Salah satu jaminan HAM adalah kebebasan berpendapat dan berekspresi. Dalam Negara Demokrasi, rakyat harus bebas mengkritik pemerintah tanpa rasa takut. Kebebasan ini penting untuk mengontrol kekuasaan dan mencegah penyalahgunaan wewenang.
Demokrasi menjamin pluralisme dan perlindungan minoritas. Meskipun mayoritas berkuasa, hak-hak kelompok minoritas harus dihormati. Ini mencegah tirani mayoritas. Perlindungan ini memastikan bahwa tidak ada warga negara yang merasa tertindas.
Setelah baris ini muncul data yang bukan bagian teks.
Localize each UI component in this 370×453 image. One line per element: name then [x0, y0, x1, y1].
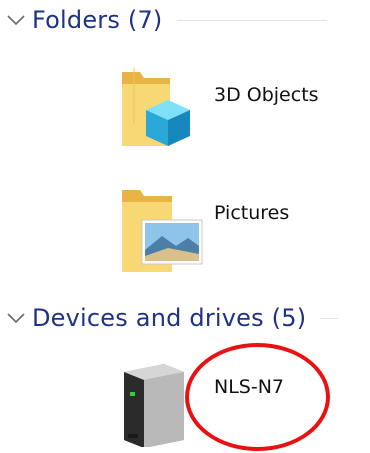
group-header-devices[interactable]: Devices and drives (5) — [6, 304, 370, 332]
3d-objects-folder-icon — [122, 68, 190, 146]
file-explorer-view: Folders (7) 3D Objects Pictures Devices … — [0, 0, 370, 453]
chevron-down-icon — [7, 15, 25, 26]
folder-item-3d-objects[interactable]: 3D Objects — [118, 62, 348, 152]
group-header-folders[interactable]: Folders (7) — [6, 6, 366, 34]
device-item-label: NLS-N7 — [214, 376, 285, 398]
group-divider — [320, 317, 339, 319]
chevron-down-icon — [7, 313, 25, 324]
pictures-folder-icon — [122, 190, 203, 272]
group-title-devices: Devices and drives (5) — [32, 304, 307, 332]
device-item-nls-n7[interactable]: NLS-N7 — [118, 362, 338, 453]
network-drive-icon — [124, 364, 184, 447]
folder-item-label: Pictures — [214, 202, 290, 224]
folder-item-label: 3D Objects — [214, 84, 319, 106]
group-divider — [176, 19, 327, 21]
folder-item-pictures[interactable]: Pictures — [118, 180, 348, 275]
group-title-folders: Folders (7) — [32, 6, 163, 34]
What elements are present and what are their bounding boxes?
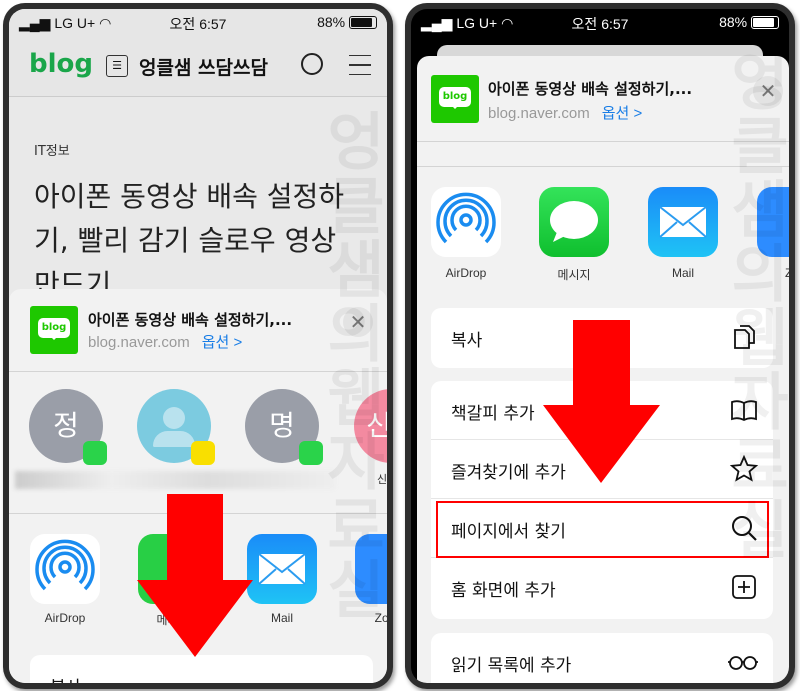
- red-down-arrow-right: [543, 320, 660, 483]
- red-down-arrow-left: [137, 494, 253, 657]
- annotation-arrows: [137, 320, 660, 657]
Prinsip supremasi hukum menjadi benteng HAM. Hukum berlaku untuk semua, tanpa pandang bulu. Penguasa yang melanggar hak-hak rakyat dapat diadili. Ini memberikan kepastian hukum dan perlindungan dari kesewenang-wenangan.
Selain itu, adanya sistem checks and balances atau pembagian kekuasaan. Kekuasaan tidak terpusat di satu tangan. Legislatif, eksekutif, dan yudikatif saling mengawasi. Mekanisme ini dirancang untuk mencegah pelanggaran HAM oleh pemerintah.
Pemilihan umum yang bebas dan adil juga merupakan bagian dari jaminan HAM. Setiap warga negara memiliki hak politik untuk memilih dan dipilih. Ini adalah cara rakyat menegaskan hak mereka untuk menentukan pemimpin.
Dalam Negara Demokrasi, HAM bukan sekadar hak, tetapi kewajiban. Pemerintah memiliki tanggung jawab untuk memastikan HAM warganya terpenuhi. Kegagalan dalam menjamin HAM dapat merusak legitimasi pemerintah.
Jadi, hubungan antara HAM dan demokrasi bersifat simbiotik. Demokrasi membutuhkan HAM untuk berfungsi, dan HAM membutuhkan demokrasi untuk dilindungi. Keduanya adalah dua sisi dari mata uang yang sama.